On Wednesday, Kenya witnessed clashes between police and protesters demanding the government to address the high cost of living, resulting in four protesters being injured in Nairobi’s Mathare area. The opposition had called for three days of countrywide protests, despite President William Ruto’s vow to confront opposition leader Raila Odinga and prevent the demonstrations.
Throughout the country, businesses remained closed as police utilized tear gas and water cannons to disperse protesters in various regions, including Kisumu, Migori, and Kisii, where the opposition garnered significant support. The protests were deemed illegal by the police, citing the absence of a permit.
Education Minister’s orders led to the closure of day schools in Nairobi and Mombasa as the situation escalated.
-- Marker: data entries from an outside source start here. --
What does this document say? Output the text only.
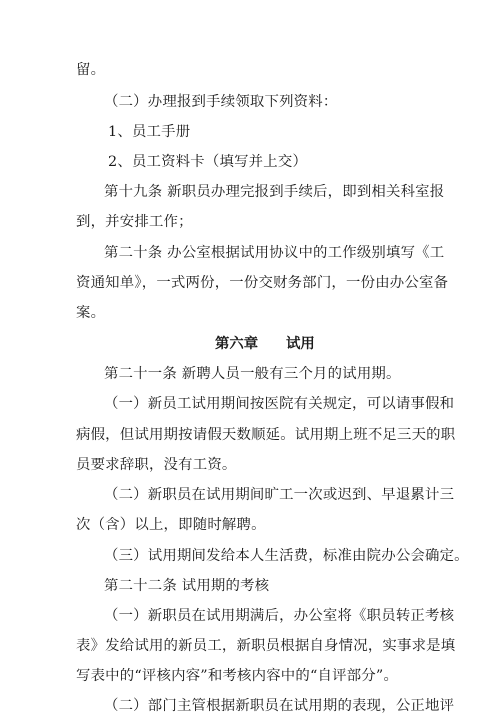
留。
（二）办理报到手续领取下列资料：
1、员工手册
2、员工资料卡（填写并上交）
第十九条 新职员办理完报到手续后，即到相关科室报
到，并安排工作；
第二十条 办公室根据试用协议中的工作级别填写《工
资通知单》，一式两份，一份交财务部门，一份由办公室备
案。
第六章 试用
第二十一条 新聘人员一般有三个月的试用期。
（一）新员工试用期间按医院有关规定，可以请事假和
病假，但试用期按请假天数顺延。试用期上班不足三天的职
员要求辞职，没有工资。
（二）新职员在试用期间旷工一次或迟到、早退累计三
次（含）以上，即随时解聘。
（三）试用期间发给本人生活费，标准由院办公会确定。
第二十二条 试用期的考核
（一）新职员在试用期满后，办公室将《职员转正考核
表》发给试用的新员工，新职员根据自身情况，实事求是填
写表中的“评核内容”和考核内容中的“自评部分”。
（二）部门主管根据新职员在试用期的表现，公正地评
Previous protests had already left six people dead, and last week’s events resulted in injuries to numerous others, including 53 shocked children due to tear gas exposure at their school compound.
Religious leaders, led by Catholic bishops like Anthony Muheria, urged the government and the opposition to engage in dialogue to end the protests, emphasizing the importance of preventing further bloodshed. Their primary demand was the repeal of the recently passed Finance Act, which caused discontent among Kenyans. The Act raised fuel prices significantly by doubling value-added tax on petroleum products to 16%, despite a court order suspending the implementation of such taxes.
Western envoys from 13 countries also called for dialogue, expressing concern over the loss of lives and property destruction. Meanwhile, Human Rights Watch urged political leaders to stop labeling protesters as terrorists and respect their right to peaceful demonstrations, condemning the use of force and live ammunition by the police.
Though the Kenyan constitution protects the right to peaceful protests, past demonstrations organized by the opposition have turned violent, resulting in fatalities. Despite these challenges, the situation demands a peaceful resolution and an earnest effort from both parties to address the concerns raised by the protesters.